They Eat Horses } Don’t They?


 SAN FRANCISCO (KPIX 5) – Americans don’t eat horsemeat, but we do export horses for slaughter. Most end up on dining tables in Europe and China. While California is one of the few states that bans the exports, some activists have said the ban isn’t working.
We recently visited a Northern California Auction. Horses were on the block and selling cheaply; Prices were as low as $50 to $100, even former racehorses.
A horse known as Rino-U was bought by Tawney Preisner, who runs a shelter for horses.
“He was injured, he has a fractured knee, and he was no longer useful to the industry, so he was dumped,” Preisner said.
Just months before, the two-year-old thoroughbred was racing at Golden Gate Fields.
“It’s quite typical for someone to spend $150,000 on a horse, race it a few times, and if its not performing, just make it disappear,” said Preisner.
Preisner’s group, Horse Plus Humane Society, has rescued over 2,500 horses in the past decade – many of the animals were race horses that she found dumped at auctions.
Pezzetti Di Cavallo is an exquisite horse meat recipe popularly eaten in Italy
 Pessetti Di Caballo(hope u choke, Adam)
“If they are lucky, they make it to an actual person that wants to help them and retrain them, but most times they go straight on to slaughter,” she said.


Livestock auctions are where horse traders known as “killer buyers” go to snap up horses for pennies on the dollar.

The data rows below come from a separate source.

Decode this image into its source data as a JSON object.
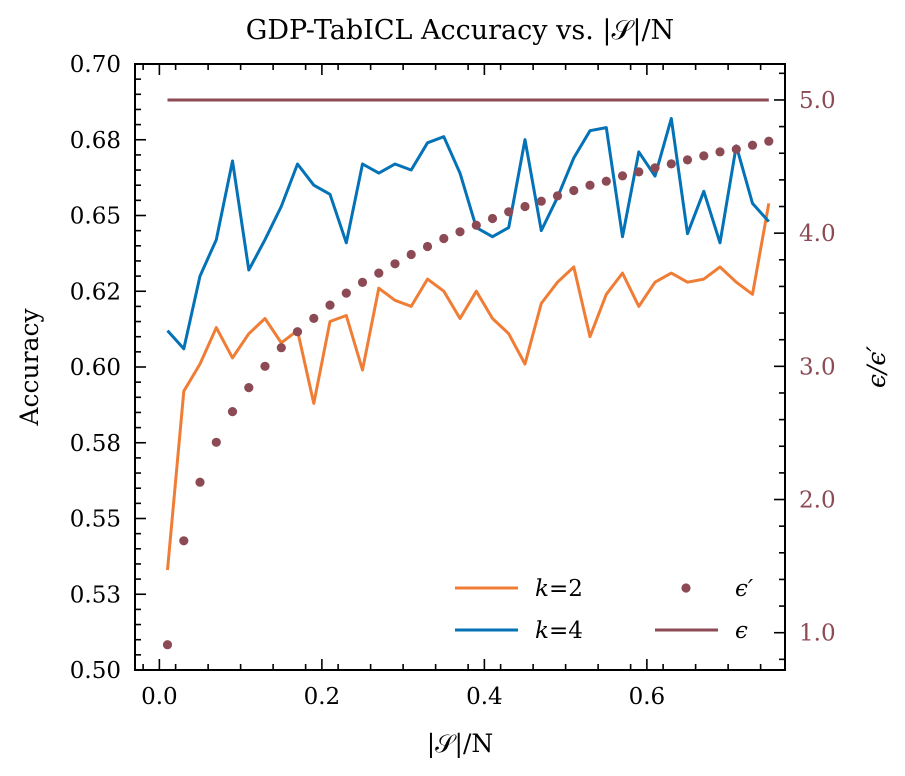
{
  "chart_data": {
    "type": "line",
    "title": "GDP-TabICL Accuracy vs. |𝒮|/N",
    "xlabel": "|𝒮|/N",
    "ylabel": "Accuracy",
    "y2label": "ϵ/ϵ′",
    "xlim": [
      -0.03,
      0.77
    ],
    "ylim": [
      0.5,
      0.7
    ],
    "y2lim": [
      0.72,
      5.27
    ],
    "x_ticks": [
      "0.0",
      "0.2",
      "0.4",
      "0.6"
    ],
    "x_tick_values": [
      0.0,
      0.2,
      0.4,
      0.6
    ],
    "y_ticks": [
      "0.50",
      "0.53",
      "0.55",
      "0.58",
      "0.60",
      "0.62",
      "0.65",
      "0.68",
      "0.70"
    ],
    "y_tick_values": [
      0.5,
      0.525,
      0.55,
      0.575,
      0.6,
      0.625,
      0.65,
      0.675,
      0.7
    ],
    "y2_ticks": [
      "1.0",
      "2.0",
      "3.0",
      "4.0",
      "5.0"
    ],
    "y2_tick_values": [
      1.0,
      2.0,
      3.0,
      4.0,
      5.0
    ],
    "grid": false,
    "legend_position": "lower-right",
    "x": [
      0.01,
      0.03,
      0.05,
      0.07,
      0.09,
      0.11,
      0.13,
      0.15,
      0.17,
      0.19,
      0.21,
      0.23,
      0.25,
      0.27,
      0.29,
      0.31,
      0.33,
      0.35,
      0.37,
      0.39,
      0.41,
      0.43,
      0.45,
      0.47,
      0.49,
      0.51,
      0.53,
      0.55,
      0.57,
      0.59,
      0.61,
      0.63,
      0.65,
      0.67,
      0.69,
      0.71,
      0.73,
      0.75
    ],
    "series": [
      {
        "name": "k=2",
        "label_italic": "k",
        "label_rest": "=2",
        "axis": "left",
        "style": "line",
        "color": "#f07d36",
        "values": [
          0.533,
          0.592,
          0.601,
          0.613,
          0.603,
          0.611,
          0.616,
          0.608,
          0.612,
          0.588,
          0.615,
          0.617,
          0.599,
          0.626,
          0.622,
          0.62,
          0.629,
          0.625,
          0.616,
          0.625,
          0.616,
          0.611,
          0.601,
          0.621,
          0.628,
          0.633,
          0.61,
          0.624,
          0.631,
          0.62,
          0.628,
          0.631,
          0.628,
          0.629,
          0.633,
          0.628,
          0.624,
          0.654
        ]
      },
      {
        "name": "k=4",
        "label_italic": "k",
        "label_rest": "=4",
        "axis": "left",
        "style": "line",
        "color": "#0472b6",
        "values": [
          0.612,
          0.606,
          0.63,
          0.642,
          0.668,
          0.632,
          0.642,
          0.653,
          0.667,
          0.66,
          0.657,
          0.641,
          0.667,
          0.664,
          0.667,
          0.665,
          0.674,
          0.676,
          0.664,
          0.646,
          0.643,
          0.646,
          0.675,
          0.645,
          0.656,
          0.669,
          0.678,
          0.679,
          0.643,
          0.671,
          0.663,
          0.682,
          0.644,
          0.658,
          0.641,
          0.673,
          0.654,
          0.648
        ]
      },
      {
        "name": "ϵ′",
        "axis": "right",
        "style": "dots",
        "color": "#8c4a54",
        "values": [
          0.91,
          1.69,
          2.13,
          2.43,
          2.66,
          2.84,
          3.0,
          3.14,
          3.26,
          3.36,
          3.46,
          3.55,
          3.63,
          3.7,
          3.77,
          3.84,
          3.9,
          3.96,
          4.01,
          4.06,
          4.11,
          4.16,
          4.2,
          4.24,
          4.28,
          4.32,
          4.36,
          4.39,
          4.43,
          4.46,
          4.49,
          4.52,
          4.55,
          4.58,
          4.61,
          4.63,
          4.66,
          4.69
        ]
      },
      {
        "name": "ϵ",
        "axis": "right",
        "style": "line",
        "color": "#8c4a54",
        "values": [
          5.0,
          5.0,
          5.0,
          5.0,
          5.0,
          5.0,
          5.0,
          5.0,
          5.0,
          5.0,
          5.0,
          5.0,
          5.0,
          5.0,
          5.0,
          5.0,
          5.0,
          5.0,
          5.0,
          5.0,
          5.0,
          5.0,
          5.0,
          5.0,
          5.0,
          5.0,
          5.0,
          5.0,
          5.0,
          5.0,
          5.0,
          5.0,
          5.0,
          5.0,
          5.0,
          5.0,
          5.0,
          5.0
        ]
      }
    ],
    "right_axis_color": "#8c4a54"
  }
}
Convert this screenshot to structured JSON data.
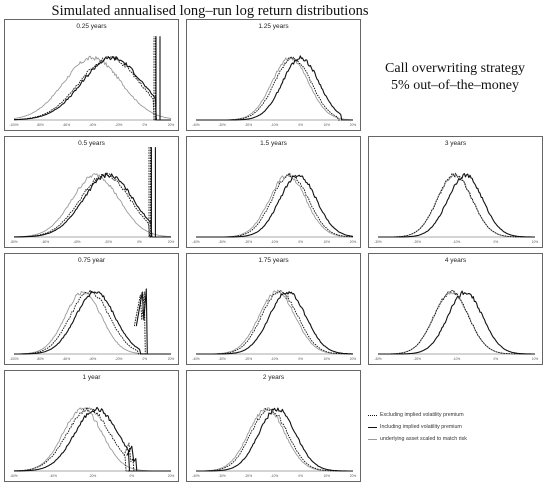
{
  "title": "Simulated annualised long–run log return distributions",
  "strategy_label": [
    "Call overwriting strategy",
    "5% out–of–the–money"
  ],
  "legend": [
    {
      "label": "Excluding implied volatility premium",
      "color": "#111111",
      "dash": "2,1",
      "width": 1.0
    },
    {
      "label": "Including implied volatility premium",
      "color": "#111111",
      "dash": "",
      "width": 1.2
    },
    {
      "label": "underlying asset scaled to match risk",
      "color": "#999999",
      "dash": "",
      "width": 0.9
    }
  ],
  "chart_data": [
    {
      "type": "line",
      "title": "0.25 years",
      "xlim": [
        -100,
        20
      ],
      "mu": {
        "excl": -27,
        "incl": -25,
        "und": -40
      },
      "sd": {
        "excl": 23,
        "incl": 23,
        "und": 22
      },
      "cap": 7,
      "spike": "tall",
      "spike_h": [
        1.35,
        1.35
      ],
      "tick_labels": [
        "-100%",
        "-80%",
        "-60%",
        "-40%",
        "-20%",
        "0%",
        "20%"
      ]
    },
    {
      "type": "line",
      "title": "1.25 years",
      "xlim": [
        -40,
        20
      ],
      "mu": {
        "excl": -3,
        "incl": 0,
        "und": -4
      },
      "sd": {
        "excl": 7,
        "incl": 7,
        "und": 7
      },
      "cap": 14,
      "spike": "none",
      "tick_labels": [
        "-40%",
        "-30%",
        "-20%",
        "-10%",
        "0%",
        "10%",
        "20%"
      ]
    },
    {
      "type": "line",
      "title": "0.5 years",
      "xlim": [
        -80,
        20
      ],
      "mu": {
        "excl": -22,
        "incl": -20,
        "und": -28
      },
      "sd": {
        "excl": 16,
        "incl": 16,
        "und": 15
      },
      "cap": 6,
      "spike": "tall",
      "spike_h": [
        1.45,
        1.45
      ],
      "tick_labels": [
        "-80%",
        "-60%",
        "-40%",
        "-20%",
        "0%",
        "20%"
      ]
    },
    {
      "type": "line",
      "title": "1.5 years",
      "xlim": [
        -40,
        20
      ],
      "mu": {
        "excl": -4,
        "incl": -1,
        "und": -5
      },
      "sd": {
        "excl": 7,
        "incl": 7,
        "und": 7
      },
      "cap": 100,
      "spike": "none",
      "tick_labels": [
        "-40%",
        "-30%",
        "-20%",
        "-10%",
        "0%",
        "10%",
        "20%"
      ]
    },
    {
      "type": "line",
      "title": "3 years",
      "xlim": [
        -30,
        15
      ],
      "mu": {
        "excl": -8,
        "incl": -5,
        "und": -8
      },
      "sd": {
        "excl": 5,
        "incl": 5,
        "und": 5
      },
      "cap": 100,
      "spike": "none",
      "tick_labels": [
        "-30%",
        "-20%",
        "-10%",
        "0%",
        "10%"
      ]
    },
    {
      "type": "line",
      "title": "0.75 year",
      "xlim": [
        -100,
        20
      ],
      "mu": {
        "excl": -42,
        "incl": -38,
        "und": -47
      },
      "sd": {
        "excl": 15,
        "incl": 15,
        "und": 14
      },
      "cap": -5,
      "spike": "twin",
      "spike_h": [
        0.95,
        1.0
      ],
      "tick_labels": [
        "-100%",
        "-80%",
        "-60%",
        "-40%",
        "-20%",
        "0%",
        "20%"
      ]
    },
    {
      "type": "line",
      "title": "1.75 years",
      "xlim": [
        -40,
        20
      ],
      "mu": {
        "excl": -8,
        "incl": -5,
        "und": -9
      },
      "sd": {
        "excl": 7,
        "incl": 7,
        "und": 7
      },
      "cap": 100,
      "spike": "none",
      "tick_labels": [
        "-40%",
        "-30%",
        "-20%",
        "-10%",
        "0%",
        "10%",
        "20%"
      ]
    },
    {
      "type": "line",
      "title": "4 years",
      "xlim": [
        -30,
        15
      ],
      "mu": {
        "excl": -9,
        "incl": -5,
        "und": -9
      },
      "sd": {
        "excl": 5,
        "incl": 5,
        "und": 5
      },
      "cap": 100,
      "spike": "none",
      "tick_labels": [
        "-30%",
        "-20%",
        "-10%",
        "0%",
        "10%"
      ]
    },
    {
      "type": "line",
      "title": "1 year",
      "xlim": [
        -60,
        20
      ],
      "mu": {
        "excl": -22,
        "incl": -18,
        "und": -25
      },
      "sd": {
        "excl": 11,
        "incl": 11,
        "und": 10
      },
      "cap": -3,
      "spike": "small",
      "spike_h": [
        0.45,
        0.4
      ],
      "tick_labels": [
        "-60%",
        "-40%",
        "-20%",
        "0%",
        "20%"
      ]
    },
    {
      "type": "line",
      "title": "2 years",
      "xlim": [
        -40,
        20
      ],
      "mu": {
        "excl": -12,
        "incl": -9,
        "und": -13
      },
      "sd": {
        "excl": 7,
        "incl": 7,
        "und": 7
      },
      "cap": 100,
      "spike": "none",
      "tick_labels": [
        "-40%",
        "-30%",
        "-20%",
        "-10%",
        "0%",
        "10%",
        "20%"
      ]
    }
  ]
}
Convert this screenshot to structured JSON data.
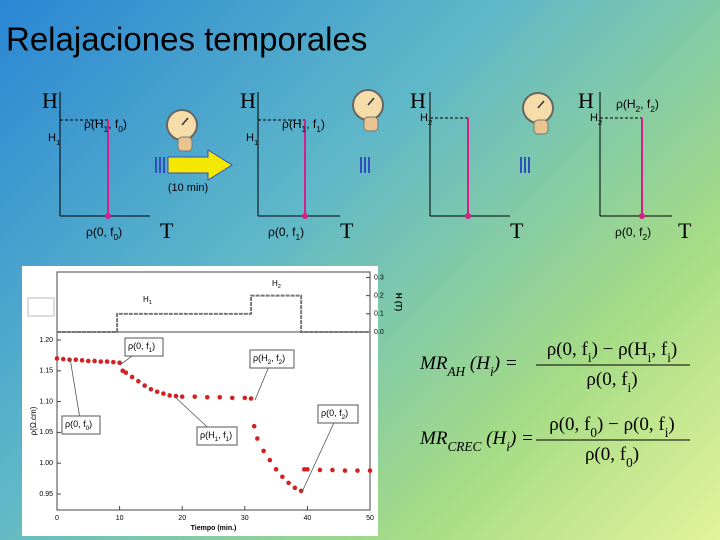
{
  "title": "Relajaciones temporales",
  "diagrams": [
    {
      "H": "H",
      "level": [
        "H",
        "1"
      ],
      "rho_field": [
        "ρ(H",
        "1",
        ", f",
        "0",
        ")"
      ],
      "rho_zero": [
        "ρ(0, f",
        "0",
        ")"
      ],
      "T": "T"
    },
    {
      "H": "H",
      "level": [
        "H",
        "1"
      ],
      "rho_field": [
        "ρ(H",
        "1",
        ", f",
        "1",
        ")"
      ],
      "rho_zero": [
        "ρ(0, f",
        "1",
        ")"
      ],
      "T": "T"
    },
    {
      "H": "H",
      "level": [
        "H",
        "2"
      ],
      "T": "T"
    },
    {
      "H": "H",
      "level": [
        "H",
        "2"
      ],
      "rho_field": [
        "ρ(H",
        "2",
        ", f",
        "2",
        ")"
      ],
      "rho_zero": [
        "ρ(0, f",
        "2",
        ")"
      ],
      "T": "T"
    }
  ],
  "interval": "(10 min)",
  "plot": {
    "xlabel": "Tiempo (min.)",
    "ylabel": "ρ(Ω.cm)",
    "y2label": "H (T)",
    "xlim": [
      0,
      50
    ],
    "xticks": [
      0,
      10,
      20,
      30,
      40,
      50
    ],
    "ylim": [
      0.924,
      1.213
    ],
    "yticks": [
      {
        "value": 0.95,
        "label": "0.95"
      },
      {
        "value": 1.0,
        "label": "1.00"
      },
      {
        "value": 1.05,
        "label": "1.05"
      },
      {
        "value": 1.1,
        "label": "1.10"
      },
      {
        "value": 1.15,
        "label": "1.15"
      },
      {
        "value": 1.2,
        "label": "1.20"
      }
    ],
    "y2lim": [
      0,
      0.33
    ],
    "y2ticks": [
      {
        "value": 0,
        "label": "0.0"
      },
      0.1,
      0.2,
      0.3
    ],
    "field_labels": [
      [
        "H",
        "1"
      ],
      [
        "H",
        "2"
      ]
    ],
    "field": {
      "color": "#777777",
      "x": [
        0,
        9.6,
        9.6,
        31,
        31,
        39,
        39,
        50
      ],
      "values": [
        0,
        0,
        0.1,
        0.1,
        0.2,
        0.2,
        0,
        0
      ]
    },
    "resistivity": {
      "color": "#d42020",
      "x": [
        0,
        1,
        2,
        3,
        4,
        5,
        6,
        7,
        8,
        9,
        10,
        10.5,
        11,
        12,
        13,
        14,
        15,
        16,
        17,
        18,
        19,
        20,
        22,
        24,
        26,
        28,
        30,
        31,
        31.5,
        32,
        33,
        34,
        35,
        36,
        37,
        38,
        39,
        39.5,
        40,
        42,
        44,
        46,
        48,
        50
      ],
      "values": [
        1.17,
        1.169,
        1.168,
        1.168,
        1.167,
        1.166,
        1.166,
        1.165,
        1.165,
        1.164,
        1.163,
        1.15,
        1.147,
        1.14,
        1.133,
        1.126,
        1.12,
        1.116,
        1.113,
        1.11,
        1.109,
        1.108,
        1.108,
        1.107,
        1.107,
        1.106,
        1.106,
        1.105,
        1.06,
        1.04,
        1.02,
        1.005,
        0.99,
        0.978,
        0.968,
        0.96,
        0.955,
        0.99,
        0.99,
        0.989,
        0.989,
        0.988,
        0.988,
        0.988
      ]
    },
    "annotations": [
      [
        "ρ(0, f",
        "1",
        ")"
      ],
      [
        "ρ(H",
        "2",
        ", f",
        "2",
        ")"
      ],
      [
        "ρ(0, f",
        "0",
        ")"
      ],
      [
        "ρ(H",
        "1",
        ", f",
        "1",
        ")"
      ],
      [
        "ρ(0, f",
        "2",
        ")"
      ]
    ]
  },
  "formulas": [
    {
      "lhs": [
        "MR",
        "AH",
        " (H",
        "i",
        ") ="
      ],
      "numerator": [
        "ρ(0, f",
        "i",
        ") − ρ(H",
        "i",
        ", f",
        "i",
        ")"
      ],
      "denominator": [
        "ρ(0, f",
        "i",
        ")"
      ]
    },
    {
      "lhs": [
        "MR",
        "CREC",
        " (H",
        "i",
        ") ="
      ],
      "numerator": [
        "ρ(0, f",
        "0",
        ") − ρ(0, f",
        "i",
        ")"
      ],
      "denominator": [
        "ρ(0, f",
        "0",
        ")"
      ]
    }
  ]
}
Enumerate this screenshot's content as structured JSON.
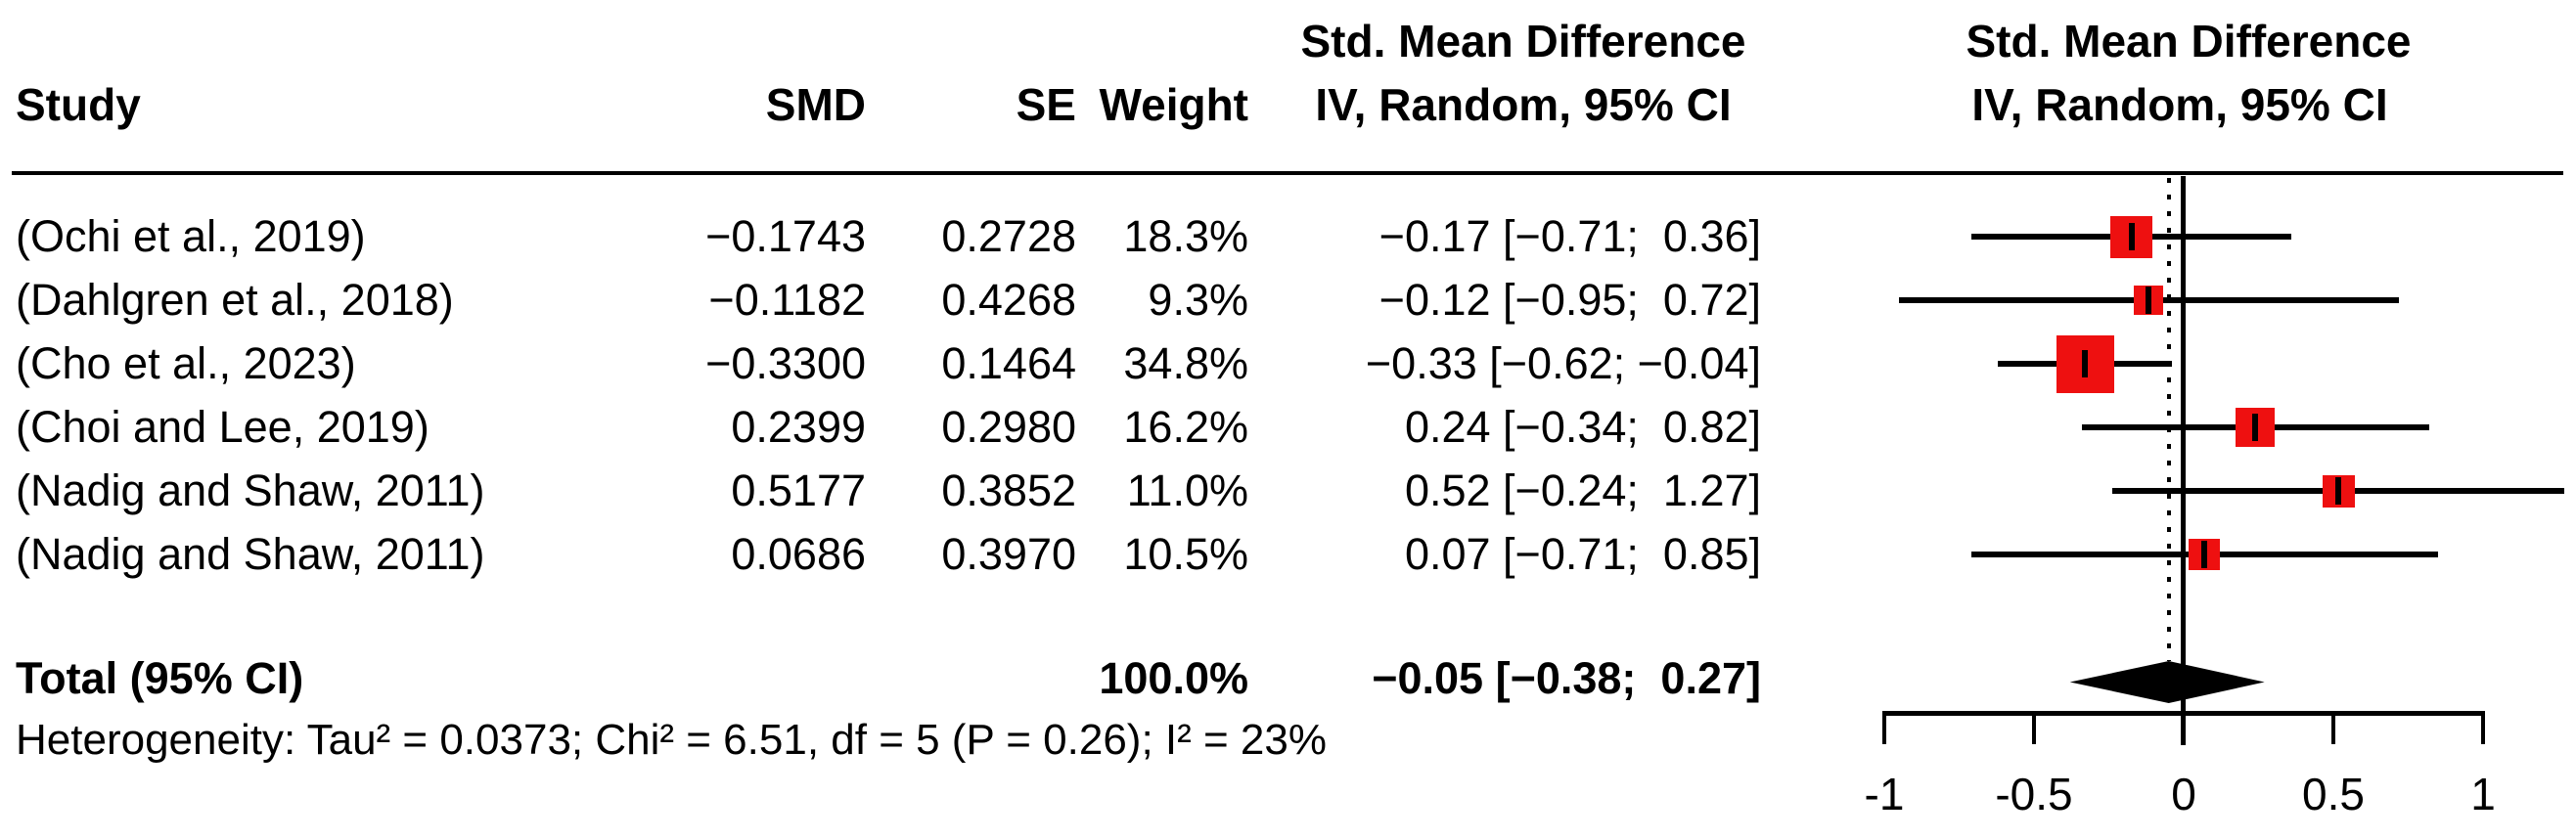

“It’s highly likely that kill buyers are going to scoop up horses that show up at auction,” said Cheryl Jacobson, who heads up equine protection for the Humane Society of the United States.
Jacobson said the auction process is known as the slaughter pipeline. From auction houses, the horses are then trucked to feedlots, and from there to slaughterhouses in Canada and Mexico.
“They are packed in there. They have long transportation times without food or water or rest,” Jacobson said.